Solo read all day and night. “And at my lowest point in my life,” she says, her voice hitching, “it saved me.”
All of this is wildly unconvincing. Solo’s domestic-violence problems weren’t on the same scale as Ray Rice’s, and it’s frustrating that she’s become one half of a broad false equivalency being drawn out by MRA types; it’s clear, though, that even setting her legal troubles aside, she’s an absolutely insufferable person. Her public undermining of keeper Brianna Scurry in the 2007 World Cup, for instance, famously left her out on an island not because no one understood the real Hope Solo, but because teammates thought it was fucked up that she was telling anyone who would listen about how much better she would have done. (Solo claims the damaged friendships have been repaired.) And back in 2012, she essentially told former national player and current commentator Brandi Chastain to zip it, because the game had changed since Chastain had stopped playing. In all, her attempts at coming off as more or less normal leave you wondering one thing: Why bother?

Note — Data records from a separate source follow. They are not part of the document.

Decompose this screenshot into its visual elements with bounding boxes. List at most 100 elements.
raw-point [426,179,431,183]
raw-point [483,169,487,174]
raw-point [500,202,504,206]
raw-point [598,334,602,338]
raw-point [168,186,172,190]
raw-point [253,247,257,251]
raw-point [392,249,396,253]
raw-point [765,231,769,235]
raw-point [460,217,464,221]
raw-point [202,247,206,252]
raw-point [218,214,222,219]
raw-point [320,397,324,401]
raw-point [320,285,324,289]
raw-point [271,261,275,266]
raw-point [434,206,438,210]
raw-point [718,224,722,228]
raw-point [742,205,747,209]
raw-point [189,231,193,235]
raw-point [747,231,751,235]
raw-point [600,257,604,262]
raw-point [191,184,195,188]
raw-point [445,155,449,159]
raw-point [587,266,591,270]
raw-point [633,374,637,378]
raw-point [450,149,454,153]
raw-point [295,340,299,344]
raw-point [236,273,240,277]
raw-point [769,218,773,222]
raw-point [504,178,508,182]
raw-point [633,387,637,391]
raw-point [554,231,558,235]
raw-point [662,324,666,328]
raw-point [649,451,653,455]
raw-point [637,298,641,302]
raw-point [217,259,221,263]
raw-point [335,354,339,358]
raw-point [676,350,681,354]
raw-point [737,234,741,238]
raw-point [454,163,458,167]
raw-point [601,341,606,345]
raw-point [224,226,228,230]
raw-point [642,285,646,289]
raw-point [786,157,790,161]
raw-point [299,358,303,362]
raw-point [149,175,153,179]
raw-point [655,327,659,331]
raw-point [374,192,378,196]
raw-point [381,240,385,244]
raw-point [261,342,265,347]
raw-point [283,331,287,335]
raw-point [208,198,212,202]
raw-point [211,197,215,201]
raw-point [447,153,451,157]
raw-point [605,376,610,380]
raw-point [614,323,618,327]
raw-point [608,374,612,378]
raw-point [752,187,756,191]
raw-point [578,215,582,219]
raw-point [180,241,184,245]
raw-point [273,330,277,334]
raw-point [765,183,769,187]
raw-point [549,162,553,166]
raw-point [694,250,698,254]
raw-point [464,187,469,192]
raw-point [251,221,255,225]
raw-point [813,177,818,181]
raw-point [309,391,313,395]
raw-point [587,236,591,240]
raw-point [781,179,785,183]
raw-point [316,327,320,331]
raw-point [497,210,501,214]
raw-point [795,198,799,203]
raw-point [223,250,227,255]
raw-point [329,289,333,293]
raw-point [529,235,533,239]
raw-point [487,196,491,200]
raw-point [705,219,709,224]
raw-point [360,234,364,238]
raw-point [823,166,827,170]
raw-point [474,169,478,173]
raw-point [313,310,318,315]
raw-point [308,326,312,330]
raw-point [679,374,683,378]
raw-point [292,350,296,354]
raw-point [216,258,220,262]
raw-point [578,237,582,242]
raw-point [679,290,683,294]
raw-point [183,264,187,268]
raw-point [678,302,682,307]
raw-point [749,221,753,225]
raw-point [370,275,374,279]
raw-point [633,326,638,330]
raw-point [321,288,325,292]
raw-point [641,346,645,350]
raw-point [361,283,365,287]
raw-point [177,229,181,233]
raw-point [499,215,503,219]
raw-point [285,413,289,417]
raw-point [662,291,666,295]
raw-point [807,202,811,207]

Solo knows she’s not getting sponsors back, and admits as much; she’s almost certainly not winning over people who have formed opinions of her based on years of watching her public conduct; and none of it really matters next to the fact that she’s the best keeper in America. (As a graphic in the article reminds the reader, Solo has made 45 starts for the national team since 2012, blowing away her competition.) The answers we’re not getting from this story and all the ones like it have to do with the questions they don’t ask: Does anyone really want or need these athletes to be anything other than good at their jobs? If so, why?